Старик лежал на крайней койке, у самого борта, и семилетняя девочка подолгу сидела у его изголовья. Наверно, думала, что это ее дедушка. И старик плакал одним глазом и понимал, что для ребенка очень важно иметь своего дедушку, и он просил санитарку найти где-нибудь конфетку, и санитарка долго не могла найти ее, растерялась, и тогда старик попросил об этом капитана. Тот принес плитку шоколада и печенье, и голодный ребенок сначала съел печенье, а потом шоколад. И в эти минуты все больные забыли о войне и улыбались ребенку, точно радость старика была их радостью…

На мягких волнах качается плот, и левая рука человека ощущает упругость морской воды, но руку не поднимешь. Белый коршун давит ослепительным светом распростертое тело матроса.

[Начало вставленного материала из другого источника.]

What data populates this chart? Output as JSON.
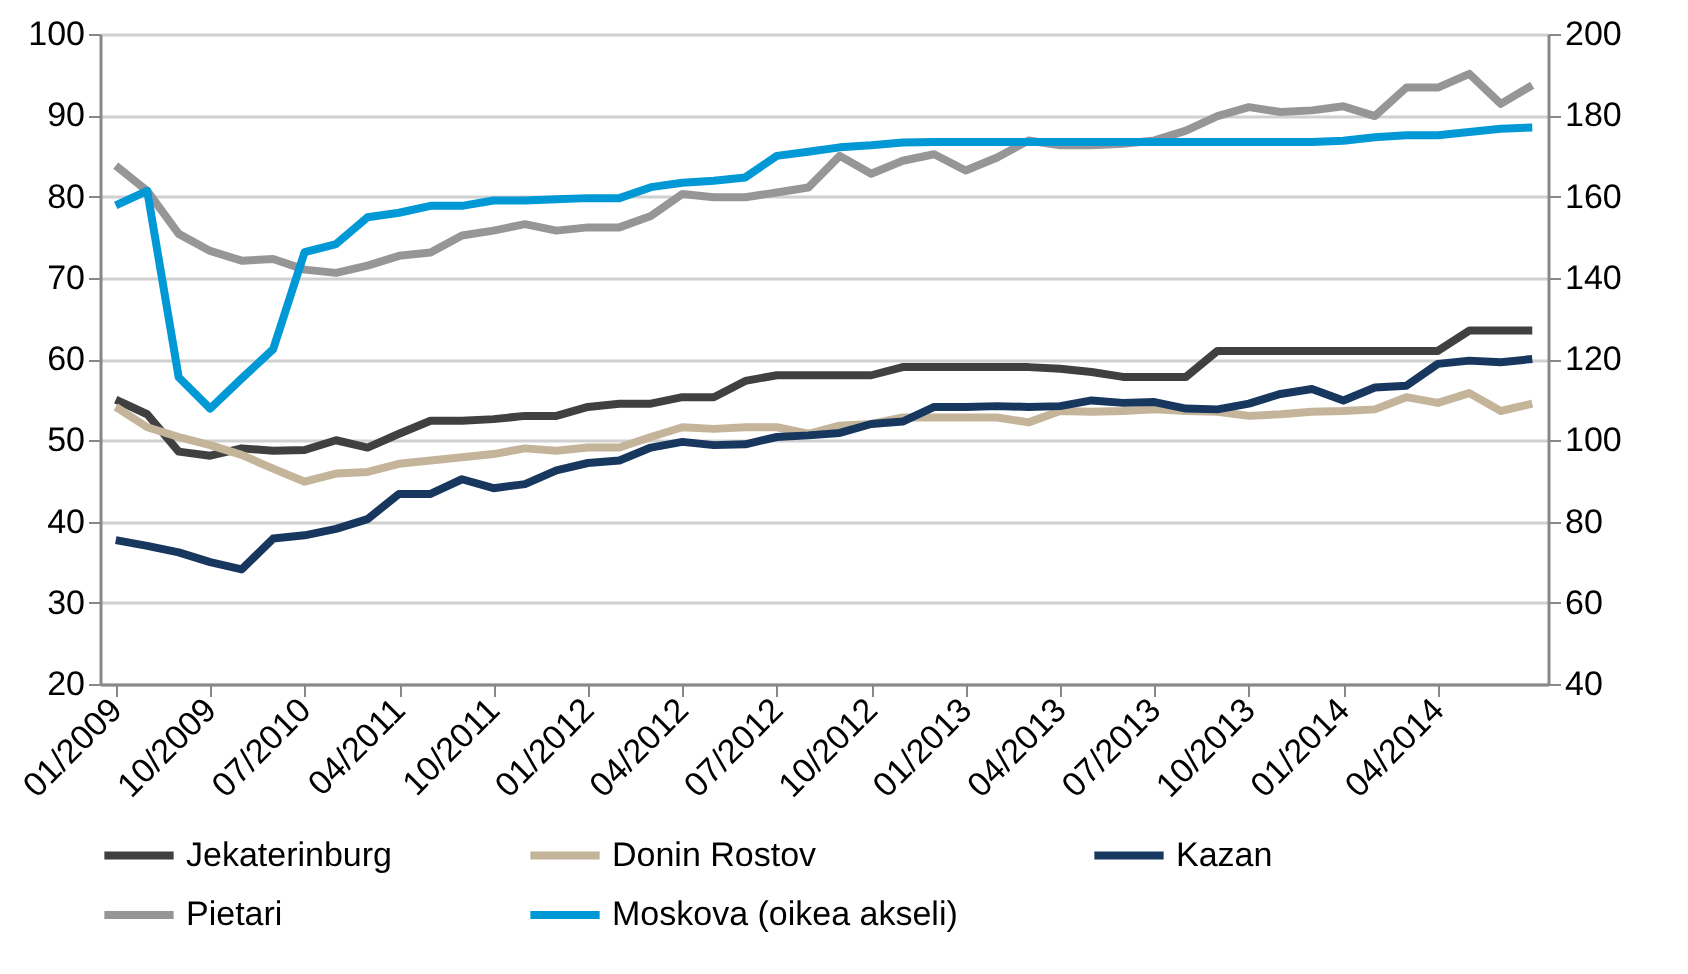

…А потом налетел этот «юнкерс». Летчик видел, что это госпитальное судно, но летчик не был человеком. Это был немец. Он сделал три захода и стал расстреливать из пулемета тяжелораненых, и старик прижал к груди ребенка. Санитарка в желтой майке, с прозрачными голубыми глазами, упала меж коек и уже не смогла подняться. Ей перебило позвоночник, и она шевелила посиневшими губами, но нельзя было понять, что она говорит, и он отнес ее к врачу. Но в этот момент налетели еще три стервятника, и один из них спикировал, от взрыва авиабомбы рухнули переборки, и пароход начал медленно тонуть.

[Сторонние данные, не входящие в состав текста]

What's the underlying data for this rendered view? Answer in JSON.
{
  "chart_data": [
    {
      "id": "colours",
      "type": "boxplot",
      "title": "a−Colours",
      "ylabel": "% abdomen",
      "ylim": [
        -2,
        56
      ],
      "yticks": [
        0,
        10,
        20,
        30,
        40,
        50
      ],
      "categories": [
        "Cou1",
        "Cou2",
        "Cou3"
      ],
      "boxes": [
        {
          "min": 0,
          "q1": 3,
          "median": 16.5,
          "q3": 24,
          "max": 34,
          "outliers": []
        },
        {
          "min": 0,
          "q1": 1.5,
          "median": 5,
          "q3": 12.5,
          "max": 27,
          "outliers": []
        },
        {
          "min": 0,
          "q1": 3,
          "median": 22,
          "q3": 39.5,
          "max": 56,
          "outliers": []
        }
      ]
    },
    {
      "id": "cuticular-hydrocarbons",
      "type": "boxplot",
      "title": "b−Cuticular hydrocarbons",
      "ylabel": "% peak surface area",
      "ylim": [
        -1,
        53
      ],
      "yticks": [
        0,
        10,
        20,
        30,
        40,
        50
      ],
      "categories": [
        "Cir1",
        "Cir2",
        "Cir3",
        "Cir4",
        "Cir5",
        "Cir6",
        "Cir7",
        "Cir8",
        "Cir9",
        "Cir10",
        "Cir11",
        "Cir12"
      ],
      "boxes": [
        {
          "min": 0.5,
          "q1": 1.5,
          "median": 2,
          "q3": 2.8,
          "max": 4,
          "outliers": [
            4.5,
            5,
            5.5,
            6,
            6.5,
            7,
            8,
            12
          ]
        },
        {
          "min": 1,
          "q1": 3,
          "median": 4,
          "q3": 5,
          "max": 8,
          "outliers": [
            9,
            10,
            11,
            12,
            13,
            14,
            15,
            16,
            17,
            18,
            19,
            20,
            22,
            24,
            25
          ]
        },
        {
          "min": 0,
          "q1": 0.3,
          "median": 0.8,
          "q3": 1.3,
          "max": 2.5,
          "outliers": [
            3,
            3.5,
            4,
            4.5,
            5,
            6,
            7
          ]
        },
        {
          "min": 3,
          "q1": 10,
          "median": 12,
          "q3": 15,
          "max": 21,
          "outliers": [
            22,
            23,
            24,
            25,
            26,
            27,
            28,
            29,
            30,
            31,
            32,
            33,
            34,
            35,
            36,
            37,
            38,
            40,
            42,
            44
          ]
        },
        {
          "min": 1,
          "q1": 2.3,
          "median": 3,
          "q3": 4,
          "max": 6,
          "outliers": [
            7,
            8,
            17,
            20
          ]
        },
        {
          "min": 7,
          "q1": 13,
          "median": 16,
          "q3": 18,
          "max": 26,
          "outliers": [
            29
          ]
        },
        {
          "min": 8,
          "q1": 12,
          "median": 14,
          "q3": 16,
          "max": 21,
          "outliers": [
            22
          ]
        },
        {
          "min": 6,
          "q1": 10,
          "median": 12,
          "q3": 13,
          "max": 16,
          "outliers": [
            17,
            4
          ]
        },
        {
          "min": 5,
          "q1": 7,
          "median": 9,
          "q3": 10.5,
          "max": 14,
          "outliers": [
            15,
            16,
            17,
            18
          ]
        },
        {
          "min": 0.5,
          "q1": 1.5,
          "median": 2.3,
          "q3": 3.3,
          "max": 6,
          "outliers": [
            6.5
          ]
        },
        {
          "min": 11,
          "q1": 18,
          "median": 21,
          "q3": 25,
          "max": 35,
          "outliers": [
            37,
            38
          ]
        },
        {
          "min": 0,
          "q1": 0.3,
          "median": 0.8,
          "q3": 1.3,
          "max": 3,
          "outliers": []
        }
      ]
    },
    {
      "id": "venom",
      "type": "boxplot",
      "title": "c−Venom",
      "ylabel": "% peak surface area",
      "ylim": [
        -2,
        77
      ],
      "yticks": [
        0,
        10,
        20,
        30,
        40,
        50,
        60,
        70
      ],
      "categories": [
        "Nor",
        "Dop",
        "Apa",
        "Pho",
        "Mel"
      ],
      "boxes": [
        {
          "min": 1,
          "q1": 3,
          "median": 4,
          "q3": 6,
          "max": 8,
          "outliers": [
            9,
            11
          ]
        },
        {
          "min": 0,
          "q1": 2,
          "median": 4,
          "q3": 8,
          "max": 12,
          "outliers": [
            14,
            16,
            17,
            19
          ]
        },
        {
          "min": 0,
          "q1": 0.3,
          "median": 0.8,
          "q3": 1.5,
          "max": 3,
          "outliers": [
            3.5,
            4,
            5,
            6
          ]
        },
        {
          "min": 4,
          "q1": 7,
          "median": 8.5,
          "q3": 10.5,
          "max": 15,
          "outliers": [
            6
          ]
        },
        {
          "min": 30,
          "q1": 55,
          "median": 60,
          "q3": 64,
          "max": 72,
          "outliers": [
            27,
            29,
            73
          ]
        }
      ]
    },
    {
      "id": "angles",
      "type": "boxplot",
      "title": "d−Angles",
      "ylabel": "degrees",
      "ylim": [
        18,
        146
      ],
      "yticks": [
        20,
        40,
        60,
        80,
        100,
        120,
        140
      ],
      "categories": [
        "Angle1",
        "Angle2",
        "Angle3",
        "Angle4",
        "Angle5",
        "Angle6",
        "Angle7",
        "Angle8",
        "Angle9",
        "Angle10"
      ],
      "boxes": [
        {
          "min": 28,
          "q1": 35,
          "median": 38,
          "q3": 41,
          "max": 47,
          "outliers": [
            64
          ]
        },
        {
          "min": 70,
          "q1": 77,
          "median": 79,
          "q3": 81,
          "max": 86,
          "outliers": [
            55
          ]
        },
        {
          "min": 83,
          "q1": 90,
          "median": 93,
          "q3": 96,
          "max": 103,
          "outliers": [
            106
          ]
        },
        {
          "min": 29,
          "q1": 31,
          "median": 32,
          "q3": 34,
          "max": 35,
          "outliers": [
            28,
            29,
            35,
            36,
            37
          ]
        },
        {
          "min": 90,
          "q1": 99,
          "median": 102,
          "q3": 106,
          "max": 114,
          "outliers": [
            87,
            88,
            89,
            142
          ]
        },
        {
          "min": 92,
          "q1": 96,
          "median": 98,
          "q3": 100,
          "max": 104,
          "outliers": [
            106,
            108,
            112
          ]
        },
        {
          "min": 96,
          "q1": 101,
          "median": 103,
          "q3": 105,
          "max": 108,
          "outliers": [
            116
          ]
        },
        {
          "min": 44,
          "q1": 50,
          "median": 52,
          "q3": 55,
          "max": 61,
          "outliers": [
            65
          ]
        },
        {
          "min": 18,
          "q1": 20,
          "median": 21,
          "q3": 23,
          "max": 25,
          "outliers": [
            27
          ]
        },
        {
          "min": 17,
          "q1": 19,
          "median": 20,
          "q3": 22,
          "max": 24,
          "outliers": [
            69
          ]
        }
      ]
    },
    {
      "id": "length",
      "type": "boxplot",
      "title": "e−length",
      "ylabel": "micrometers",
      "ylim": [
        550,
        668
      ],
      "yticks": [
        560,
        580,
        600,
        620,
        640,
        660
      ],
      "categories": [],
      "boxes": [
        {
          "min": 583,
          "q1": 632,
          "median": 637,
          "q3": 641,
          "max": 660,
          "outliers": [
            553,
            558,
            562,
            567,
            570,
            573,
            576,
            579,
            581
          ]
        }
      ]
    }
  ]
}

Тот, кто вырос на море, над чьей колыбелью склонялись и дед, и отец, и старшие братья, видевшие все порты мира, тот любит море неувядаемой любовью. Только горький привкус морской воды, только ветер — то палящий, как в море, что лежит между Аравией и Египтом, то леденящий, как в море Баренца, — пропитал кровь навсегда, и нигде не скроешься от этой манящей тоски по дальним рейсам со всеми их опасностями и тяготами. И человек, может быть, не выжил бы даже суток, будь он на суше, но кругом было море, суровое и милое, беспощадное и милостивое.

Ветра не было, и высоко в небе кружился белый коршун безумия и забытья, застилая своими крыльями Млечный Путь. Человек застонал и потянул ногу. Плот качнулся, и левая рука погрузилась в воду.

— Пить… — шепчет моряк.

И вновь тишина. От такой тишины люди седеют за ночь.

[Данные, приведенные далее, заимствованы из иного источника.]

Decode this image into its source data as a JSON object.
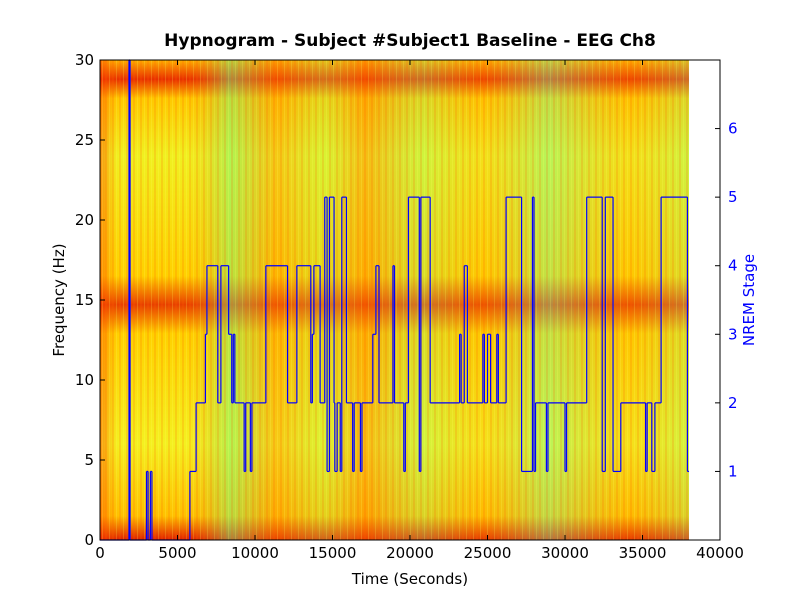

…Он не успел отомстить за все. Он должен жить во что бы то ни стало, чтобы отомстить и за эту девушку-санитарку, которой прострелили позвоночник, и за старика, и за девочку, которой капитан дал шоколадку. Старика он никогда не забудет. Когда моряк очутился в воде, он видел старика, державшего в руках ребенка. Уцепившись за спасательный круг, он держал правой рукой ребенка и шептал ему что-то ласковое и успокаивающее. А ребенок обезумевшими глазами глядел на тонувших людей, лицо его было искажено непередаваемым ужасом. И старик не знал, что делать, и легкораненые пытались ему помочь, но немецкий летчик стал расстреливать их из пулемета, и старик выпустил спасательный круг. Захлебываясь, он все-таки не выпускал ребенка, и тот держался за спасательный круг до тех пор, пока старик не утонул. С третьего захода летчик расстрелял и ребенка, и тот, легко подхваченный водой, был вынесен в горящую нефть…

Он может вытерпеть еще одну ночь и еще одну, только бы вновь встретиться с врагом и отомстить за все: и за раненых, и за девушку, и за этого старика еврея с ребенком на руках.